There are some interesting aspects of working with a 972-node system on a regular basis. (I hardly ever think of the SC5832 as a 5832-processor system; for the stuff I do it’s more often the number of nodes rather than the number of processors that matters.) For one thing, all of that algorithmic-complexity stuff from college has come back with a vengeance. When n=972, the difference between O(n) and O(n2) can be the difference between four seconds and one hour. Even subtler differences can matter. For example, when I was working on high-availability clusters, eight nodes was about as big as things got. At n=8, the difference between O(log(n)) and O(sqrt(n)) is negligible, and with rounding they’re identical. At n=972, sqrt(n) is approximately three times log(n). When the difference appears in boot-time coordination or data-structure sizing, you really tend to notice.

Besides the obvious difference in timing, algorithmic differences can often determine whether something works at all. The performance vs. load curve for many, if not most, programs tends to peak at some point and then drop (not level off) after that due to various forms of thrashing. Worse, many programs’s behavior will degrade very quickly once they get behind by a certain amount, as code that was only intended to handle transient load spikes gets exercised for a high continuous load. We’ve found several commonly used utilities and libraries that either crash or slow down so much that they might as well have crashed in our environment.
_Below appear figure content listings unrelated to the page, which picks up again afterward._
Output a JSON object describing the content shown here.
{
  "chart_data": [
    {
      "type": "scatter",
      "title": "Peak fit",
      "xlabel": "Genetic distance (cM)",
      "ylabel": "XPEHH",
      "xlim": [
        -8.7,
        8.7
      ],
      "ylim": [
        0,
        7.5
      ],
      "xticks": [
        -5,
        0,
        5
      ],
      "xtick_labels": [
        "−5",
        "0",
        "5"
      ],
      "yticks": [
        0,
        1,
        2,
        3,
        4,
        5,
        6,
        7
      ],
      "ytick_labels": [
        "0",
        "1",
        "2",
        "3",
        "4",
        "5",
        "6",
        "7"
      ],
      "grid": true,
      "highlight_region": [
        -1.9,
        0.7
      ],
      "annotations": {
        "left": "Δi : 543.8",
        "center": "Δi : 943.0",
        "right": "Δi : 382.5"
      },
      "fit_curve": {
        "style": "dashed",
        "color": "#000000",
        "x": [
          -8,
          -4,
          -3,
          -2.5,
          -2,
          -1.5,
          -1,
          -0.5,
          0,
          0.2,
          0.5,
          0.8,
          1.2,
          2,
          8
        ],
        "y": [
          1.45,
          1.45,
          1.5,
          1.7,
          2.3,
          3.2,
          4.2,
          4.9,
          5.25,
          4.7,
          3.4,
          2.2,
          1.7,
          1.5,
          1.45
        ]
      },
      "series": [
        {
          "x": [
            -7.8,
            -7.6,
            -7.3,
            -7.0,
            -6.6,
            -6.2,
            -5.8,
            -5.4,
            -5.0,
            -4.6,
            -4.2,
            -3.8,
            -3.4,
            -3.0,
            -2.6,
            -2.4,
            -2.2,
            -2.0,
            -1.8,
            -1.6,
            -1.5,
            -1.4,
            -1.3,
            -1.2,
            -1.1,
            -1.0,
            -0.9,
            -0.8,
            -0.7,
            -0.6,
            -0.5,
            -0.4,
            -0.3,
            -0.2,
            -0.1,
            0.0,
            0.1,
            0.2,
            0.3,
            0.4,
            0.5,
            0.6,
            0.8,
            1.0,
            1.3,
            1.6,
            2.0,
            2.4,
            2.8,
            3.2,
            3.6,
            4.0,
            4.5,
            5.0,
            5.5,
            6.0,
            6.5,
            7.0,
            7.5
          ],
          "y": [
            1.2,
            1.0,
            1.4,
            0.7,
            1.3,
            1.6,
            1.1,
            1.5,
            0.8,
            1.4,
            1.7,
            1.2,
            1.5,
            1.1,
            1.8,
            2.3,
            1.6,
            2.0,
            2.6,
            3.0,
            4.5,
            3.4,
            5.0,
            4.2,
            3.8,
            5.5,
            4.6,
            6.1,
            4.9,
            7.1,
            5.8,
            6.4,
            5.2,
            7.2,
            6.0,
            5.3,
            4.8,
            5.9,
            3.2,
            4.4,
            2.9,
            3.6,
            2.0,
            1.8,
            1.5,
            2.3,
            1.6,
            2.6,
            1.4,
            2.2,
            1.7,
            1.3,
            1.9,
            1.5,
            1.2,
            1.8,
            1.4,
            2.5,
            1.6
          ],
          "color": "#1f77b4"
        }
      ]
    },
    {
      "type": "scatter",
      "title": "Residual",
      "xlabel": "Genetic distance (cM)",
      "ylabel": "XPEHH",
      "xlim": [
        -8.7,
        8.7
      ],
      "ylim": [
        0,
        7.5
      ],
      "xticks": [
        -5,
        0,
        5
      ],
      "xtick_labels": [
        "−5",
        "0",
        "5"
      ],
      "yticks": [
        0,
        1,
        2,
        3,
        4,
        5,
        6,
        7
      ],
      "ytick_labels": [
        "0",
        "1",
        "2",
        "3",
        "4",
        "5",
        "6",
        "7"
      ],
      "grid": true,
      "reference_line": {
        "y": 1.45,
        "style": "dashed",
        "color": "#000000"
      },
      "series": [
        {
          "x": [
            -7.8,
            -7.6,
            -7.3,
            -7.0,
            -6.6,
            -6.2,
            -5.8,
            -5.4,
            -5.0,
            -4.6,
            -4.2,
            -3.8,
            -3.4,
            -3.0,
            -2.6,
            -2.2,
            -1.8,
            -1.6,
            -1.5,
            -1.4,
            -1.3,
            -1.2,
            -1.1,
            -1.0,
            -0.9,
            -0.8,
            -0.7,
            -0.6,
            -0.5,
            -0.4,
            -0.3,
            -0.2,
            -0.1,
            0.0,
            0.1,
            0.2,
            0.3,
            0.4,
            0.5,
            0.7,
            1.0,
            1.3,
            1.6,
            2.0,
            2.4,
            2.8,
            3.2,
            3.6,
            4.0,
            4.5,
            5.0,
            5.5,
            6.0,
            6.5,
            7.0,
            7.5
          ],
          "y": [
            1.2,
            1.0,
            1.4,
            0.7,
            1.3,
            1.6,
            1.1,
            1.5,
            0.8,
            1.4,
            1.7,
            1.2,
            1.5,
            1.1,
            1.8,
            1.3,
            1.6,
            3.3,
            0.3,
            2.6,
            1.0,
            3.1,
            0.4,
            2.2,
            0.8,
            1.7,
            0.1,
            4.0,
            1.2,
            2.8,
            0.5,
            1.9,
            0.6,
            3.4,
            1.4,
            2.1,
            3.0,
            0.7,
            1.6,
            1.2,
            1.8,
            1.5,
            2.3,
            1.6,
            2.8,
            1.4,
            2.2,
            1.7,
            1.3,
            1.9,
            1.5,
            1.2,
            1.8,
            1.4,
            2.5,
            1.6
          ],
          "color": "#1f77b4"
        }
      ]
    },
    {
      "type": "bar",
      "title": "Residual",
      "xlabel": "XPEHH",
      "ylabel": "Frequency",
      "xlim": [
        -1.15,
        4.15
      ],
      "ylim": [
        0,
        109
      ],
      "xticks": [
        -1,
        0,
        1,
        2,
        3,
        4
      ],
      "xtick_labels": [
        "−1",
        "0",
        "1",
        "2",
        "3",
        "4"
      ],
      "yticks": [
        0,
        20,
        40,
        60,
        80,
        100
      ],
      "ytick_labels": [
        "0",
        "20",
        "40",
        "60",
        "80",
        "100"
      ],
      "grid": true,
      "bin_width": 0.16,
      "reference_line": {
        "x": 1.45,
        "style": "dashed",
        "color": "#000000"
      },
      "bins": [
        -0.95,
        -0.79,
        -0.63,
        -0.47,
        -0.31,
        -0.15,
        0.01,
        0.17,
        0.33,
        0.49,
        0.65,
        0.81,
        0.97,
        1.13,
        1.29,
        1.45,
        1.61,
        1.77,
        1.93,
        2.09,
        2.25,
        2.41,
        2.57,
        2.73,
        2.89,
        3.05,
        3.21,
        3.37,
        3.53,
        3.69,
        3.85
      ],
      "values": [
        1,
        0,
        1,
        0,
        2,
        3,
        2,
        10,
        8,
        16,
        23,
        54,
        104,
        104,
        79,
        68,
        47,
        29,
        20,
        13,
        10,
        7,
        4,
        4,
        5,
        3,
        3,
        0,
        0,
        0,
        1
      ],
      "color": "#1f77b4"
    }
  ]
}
Even well-written code usually needs at least a little bit of tweaking to handle the numbers of connections and messages that we can throw at it almost accidentally.

Another fun difference at this scale is that every single boot of the system exercises your code a thousand times, and in fact might stress some parts (e.g. communications) far more. This means that bugs that happen only one time in a thousand will happen pretty much every time on some node in the system. That means you can reproduce it in under ten minutes, whereas a single machine booting every five minutes would take (on average) nearly four days and in normal usage might take years. This has its downside, especially if one node failing holds up the boot for the rest, but it’s kind of nice in terms of smoking out all those deadlocks and race conditions and stuff inherited from programmers who didn’t know how to avoid them.

Fun fact: my boss has estimated that every time we boot an SC5832 we’re probably booting more Linux-MIPS machines than will be booted that day in the rest of the world. Frightening thought, huh?